Прилежным прихожанином Глеб себя не считал. Да он таковым и не был. Правда, на радость отцу Константину с отцом Петром и всем верующим жителям Сосновки из него получился замечательный звонарь, но не более. С каким вдохновением и радостью он заставлял сливаться в единое благолепие голоса всех семи колоколов церковной звонницы! И с какой лёгкостью он пропускал мимо ушей слова возносимых во время богослужений молитв. Внимательно Глеб прислушивался только к певчим на клиросе, отмечая своим тонким музыкальным слухом их малейшие исполнительские погрешности.

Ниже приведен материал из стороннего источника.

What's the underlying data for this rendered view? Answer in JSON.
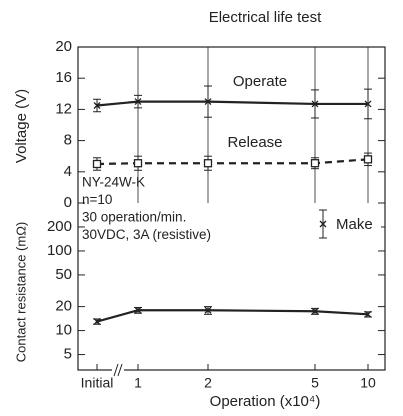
{
  "chart_data": [
    {
      "type": "line",
      "title": "Electrical life test",
      "ylabel": "Voltage (V)",
      "ylim": [
        0,
        20
      ],
      "yticks": [
        0,
        4,
        8,
        12,
        16,
        20
      ],
      "series": [
        {
          "name": "Operate",
          "color": "#222222",
          "style": "solid",
          "marker": "x",
          "values": [
            12.5,
            13,
            13,
            12.7,
            12.7
          ],
          "errors": [
            0.8,
            0.8,
            2,
            1.8,
            1.9
          ]
        },
        {
          "name": "Release",
          "color": "#222222",
          "style": "dashed",
          "marker": "square",
          "values": [
            5,
            5.1,
            5.1,
            5.1,
            5.6
          ],
          "errors": [
            0.8,
            0.9,
            0.9,
            0.7,
            0.8
          ]
        }
      ]
    },
    {
      "type": "line",
      "ylabel": "Contact resistance (mΩ)",
      "xlabel": "Operation (x10⁴)",
      "categories": [
        "Initial",
        "1",
        "2",
        "5",
        "10"
      ],
      "log_scale": true,
      "ylim": [
        3.2,
        400
      ],
      "yticks": [
        5,
        10,
        20,
        50,
        100,
        200
      ],
      "annotations": [
        "NY-24W-K",
        "n=10",
        "30 operation/min.",
        "30VDC, 3A (resistive)"
      ],
      "series": [
        {
          "name": "Make",
          "color": "#222222",
          "style": "solid",
          "marker": "x",
          "values": [
            13,
            18,
            18,
            17.5,
            16
          ],
          "errors": [
            1,
            1.5,
            2,
            1.5,
            1.2
          ]
        }
      ]
    }
  ]
}
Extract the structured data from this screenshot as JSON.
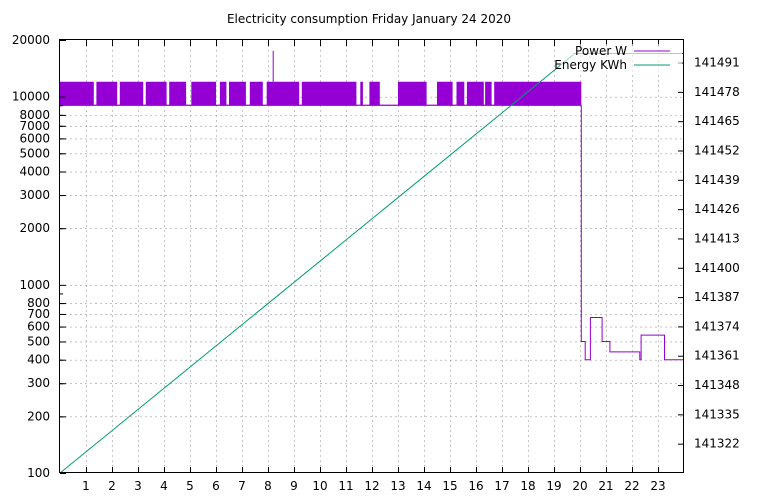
{
  "chart_data": {
    "type": "line",
    "title": "Electricity consumption Friday January 24 2020",
    "xlabel": "",
    "ylabel": "",
    "y2label": "",
    "grid": true,
    "legend_position": "top-right",
    "x_axis": {
      "range": [
        0,
        24
      ],
      "ticks": [
        1,
        2,
        3,
        4,
        5,
        6,
        7,
        8,
        9,
        10,
        11,
        12,
        13,
        14,
        15,
        16,
        17,
        18,
        19,
        20,
        21,
        22,
        23
      ]
    },
    "y_axis_left": {
      "scale": "log",
      "range": [
        100,
        20000
      ],
      "ticks": [
        100,
        200,
        300,
        400,
        500,
        600,
        700,
        800,
        1000,
        2000,
        3000,
        4000,
        5000,
        6000,
        7000,
        8000,
        10000,
        20000
      ]
    },
    "y_axis_right": {
      "scale": "linear",
      "range": [
        141309,
        141501
      ],
      "ticks": [
        141322,
        141335,
        141348,
        141361,
        141374,
        141387,
        141400,
        141413,
        141426,
        141439,
        141452,
        141465,
        141478,
        141491
      ]
    },
    "series": [
      {
        "name": "Power W",
        "axis": "left",
        "color": "#9400d3",
        "style": "steps",
        "high_band": [
          [
            0.0,
            1.3
          ],
          [
            1.4,
            2.2
          ],
          [
            2.3,
            3.2
          ],
          [
            3.3,
            4.1
          ],
          [
            4.2,
            4.85
          ],
          [
            5.05,
            6.0
          ],
          [
            6.15,
            6.4
          ],
          [
            6.5,
            7.15
          ],
          [
            7.3,
            7.8
          ],
          [
            7.95,
            9.2
          ],
          [
            9.3,
            11.4
          ],
          [
            11.55,
            11.65
          ],
          [
            11.9,
            12.3
          ],
          [
            13.0,
            14.1
          ],
          [
            14.5,
            15.1
          ],
          [
            15.25,
            15.55
          ],
          [
            15.65,
            16.3
          ],
          [
            16.35,
            16.6
          ],
          [
            16.7,
            20.05
          ]
        ],
        "high_level": 12000,
        "low_level": 9000,
        "spike": [
          8.2,
          17500
        ],
        "tail": [
          [
            20.05,
            500
          ],
          [
            20.2,
            400
          ],
          [
            20.4,
            670
          ],
          [
            20.85,
            500
          ],
          [
            21.15,
            440
          ],
          [
            22.3,
            400
          ],
          [
            22.35,
            540
          ],
          [
            23.25,
            400
          ],
          [
            24.0,
            400
          ]
        ]
      },
      {
        "name": "Energy KWh",
        "axis": "right",
        "color": "#009e73",
        "points": [
          [
            0.0,
            141309
          ],
          [
            19.8,
            141495
          ],
          [
            24.0,
            141495
          ]
        ]
      }
    ]
  }
}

Венька и то, несмотря на всё ещё проявлявшуюся иногда сумасбродность в поступках, постепенно становился искренне верующим человеком, по-настоящему воцерковлённым православным христианином. В силу молитвы, в то, что она может быть услышана Богом, он твёрдо уверовал после того, как на его глазах мучительно, но осознанно Глеб Кузнецов уходил от едва не поработивших его наркотиков. В своё время на себе испытав беду зависимости от «травки», Венька не на шутку испугался за Глеба, когда понял, что за свёрточки передаёт ему зачастивший из города незнакомый парень. Вскоре он заметил исчезновение подарка Прыща – дорогущей электрогитары вместе с усилителем, потом пропал добротный «цифровик», которым Глеб любил фотографировать природу…

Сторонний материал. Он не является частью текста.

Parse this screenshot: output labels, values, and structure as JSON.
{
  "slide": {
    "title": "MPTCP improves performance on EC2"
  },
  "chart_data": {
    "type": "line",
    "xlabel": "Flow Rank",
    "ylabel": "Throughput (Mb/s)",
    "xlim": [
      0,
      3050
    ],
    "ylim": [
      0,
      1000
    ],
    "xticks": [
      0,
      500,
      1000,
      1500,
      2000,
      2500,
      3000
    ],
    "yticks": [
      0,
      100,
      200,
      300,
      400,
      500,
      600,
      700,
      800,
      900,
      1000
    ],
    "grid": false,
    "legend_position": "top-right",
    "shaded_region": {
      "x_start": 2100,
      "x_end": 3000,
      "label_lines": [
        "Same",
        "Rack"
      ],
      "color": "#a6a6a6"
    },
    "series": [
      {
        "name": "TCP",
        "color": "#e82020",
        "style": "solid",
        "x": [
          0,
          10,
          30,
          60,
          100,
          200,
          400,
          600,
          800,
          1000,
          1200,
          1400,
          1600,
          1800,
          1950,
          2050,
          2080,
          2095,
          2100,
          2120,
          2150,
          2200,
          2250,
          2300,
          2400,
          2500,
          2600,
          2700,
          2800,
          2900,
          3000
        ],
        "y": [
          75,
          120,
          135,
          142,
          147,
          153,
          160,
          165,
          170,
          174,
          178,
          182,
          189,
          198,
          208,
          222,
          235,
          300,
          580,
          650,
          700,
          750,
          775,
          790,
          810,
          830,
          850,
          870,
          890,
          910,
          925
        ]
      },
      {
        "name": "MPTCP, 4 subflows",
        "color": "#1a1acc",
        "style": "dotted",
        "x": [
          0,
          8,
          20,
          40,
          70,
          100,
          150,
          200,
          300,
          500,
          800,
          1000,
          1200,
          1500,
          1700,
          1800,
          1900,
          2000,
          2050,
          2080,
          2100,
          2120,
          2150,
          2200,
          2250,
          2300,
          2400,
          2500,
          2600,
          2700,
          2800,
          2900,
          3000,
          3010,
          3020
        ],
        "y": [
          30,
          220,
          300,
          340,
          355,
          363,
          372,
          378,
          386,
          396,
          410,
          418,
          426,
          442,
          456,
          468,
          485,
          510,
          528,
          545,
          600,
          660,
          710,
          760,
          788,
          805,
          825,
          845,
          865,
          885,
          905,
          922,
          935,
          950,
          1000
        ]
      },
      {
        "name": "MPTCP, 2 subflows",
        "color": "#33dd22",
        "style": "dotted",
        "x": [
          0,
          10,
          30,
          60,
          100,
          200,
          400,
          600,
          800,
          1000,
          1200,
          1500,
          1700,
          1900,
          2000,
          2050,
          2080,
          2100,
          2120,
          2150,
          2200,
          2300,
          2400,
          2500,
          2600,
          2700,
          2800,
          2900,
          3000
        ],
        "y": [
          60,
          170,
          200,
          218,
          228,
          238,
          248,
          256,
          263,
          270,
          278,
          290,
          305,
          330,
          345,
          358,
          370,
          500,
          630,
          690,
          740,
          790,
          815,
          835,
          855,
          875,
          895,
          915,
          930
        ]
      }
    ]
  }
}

И мальчишка взорвался. Мало того, что в порыве безысходности он едва не подрался с другом, так ещё и о своей страшной догадке решил рассказать Татьяне, которую очень уважал за доброту и чуткость. Но доверился Венька только ей одной! Не сговариваясь, всяк по-своему, они упорно, без ропота и устали начали добиваться общей цели – оградить Глеба от наркотиков.
Однако ни горячие увещевания любимой девушки, ни уговоры друга на Глеба не действовали – он продолжал украдкой смолить «косяки». Неладное в поведении подопечного стал замечать и отец Пётр. Пока он молчал, но его настороженные, вопросительные взгляды, направленные на Глеба, не могли ускользнуть от наблюдательного Веньки, многократно усиливая его тревогу. Ведь он даже в мыслях не допускал, чтобы Глеб скомпрометировал себя пристрастием к наркоте. Но что делать? Что?!

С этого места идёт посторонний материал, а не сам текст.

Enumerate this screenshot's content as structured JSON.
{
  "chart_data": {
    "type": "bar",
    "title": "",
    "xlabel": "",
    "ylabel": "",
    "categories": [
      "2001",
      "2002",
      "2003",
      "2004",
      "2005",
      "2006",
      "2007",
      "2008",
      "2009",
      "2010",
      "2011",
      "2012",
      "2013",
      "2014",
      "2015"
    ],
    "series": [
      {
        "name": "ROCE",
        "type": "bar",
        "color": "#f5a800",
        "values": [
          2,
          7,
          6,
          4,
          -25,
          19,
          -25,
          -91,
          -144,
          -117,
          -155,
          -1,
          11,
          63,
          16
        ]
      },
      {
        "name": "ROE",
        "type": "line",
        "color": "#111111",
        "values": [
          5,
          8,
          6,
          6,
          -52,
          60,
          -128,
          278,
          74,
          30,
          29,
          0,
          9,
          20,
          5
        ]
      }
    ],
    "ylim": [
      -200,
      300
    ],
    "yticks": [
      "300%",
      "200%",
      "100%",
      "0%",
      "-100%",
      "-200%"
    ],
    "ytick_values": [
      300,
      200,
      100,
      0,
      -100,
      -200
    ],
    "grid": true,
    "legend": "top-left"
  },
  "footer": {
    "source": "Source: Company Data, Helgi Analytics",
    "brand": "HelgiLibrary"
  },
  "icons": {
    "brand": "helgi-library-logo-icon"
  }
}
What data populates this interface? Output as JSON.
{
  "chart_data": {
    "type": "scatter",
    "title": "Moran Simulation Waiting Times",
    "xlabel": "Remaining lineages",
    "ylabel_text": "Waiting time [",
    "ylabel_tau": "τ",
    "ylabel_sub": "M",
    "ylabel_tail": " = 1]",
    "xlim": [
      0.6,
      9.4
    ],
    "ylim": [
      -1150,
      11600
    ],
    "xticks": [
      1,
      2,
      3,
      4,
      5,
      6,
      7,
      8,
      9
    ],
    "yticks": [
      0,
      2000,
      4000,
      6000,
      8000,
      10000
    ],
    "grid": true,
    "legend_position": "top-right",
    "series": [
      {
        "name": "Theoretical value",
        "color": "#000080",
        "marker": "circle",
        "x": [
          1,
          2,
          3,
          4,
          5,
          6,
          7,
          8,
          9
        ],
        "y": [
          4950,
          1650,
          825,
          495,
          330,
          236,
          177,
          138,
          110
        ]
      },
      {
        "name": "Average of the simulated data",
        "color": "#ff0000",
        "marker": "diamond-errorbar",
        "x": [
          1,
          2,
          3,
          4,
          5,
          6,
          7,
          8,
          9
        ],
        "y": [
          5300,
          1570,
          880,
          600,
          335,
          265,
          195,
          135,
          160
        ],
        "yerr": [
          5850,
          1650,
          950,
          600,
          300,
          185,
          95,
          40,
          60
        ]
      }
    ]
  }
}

Отчаявшись, Венька начал молиться. В церкви за литургией, перед иконкой Спасителя в своей комнате, бродя по улицам Сосновки… Молился везде, когда оставался один и никто не мешал ему сосредоточиться. Мальчишка не знал подходящих молитв. Но слова без запинки слетали с пересыхавших от волнения и усердия губ, подсказанные его горячим детским сердцем. Со слезами на глазах он умолял Господа Иисуса Христа и Пречистую Богородицу вразумить его друга отказаться от ядовитого зелья. И ведь помогло! Видел бы кто, как радовался Венька, когда однажды Глеб решительно прогнал в очередной раз приехавшего из города продавца «дури». А дня через два в приют привезли обещанный меценатами из фонда «Перспектива» комплект музыкальных инструментов для рок-группы. Глеб стал оживать под нескончаемым градом творческих идей Веньки… Слава Богу, о сатанинской напасти вскоре все забыли!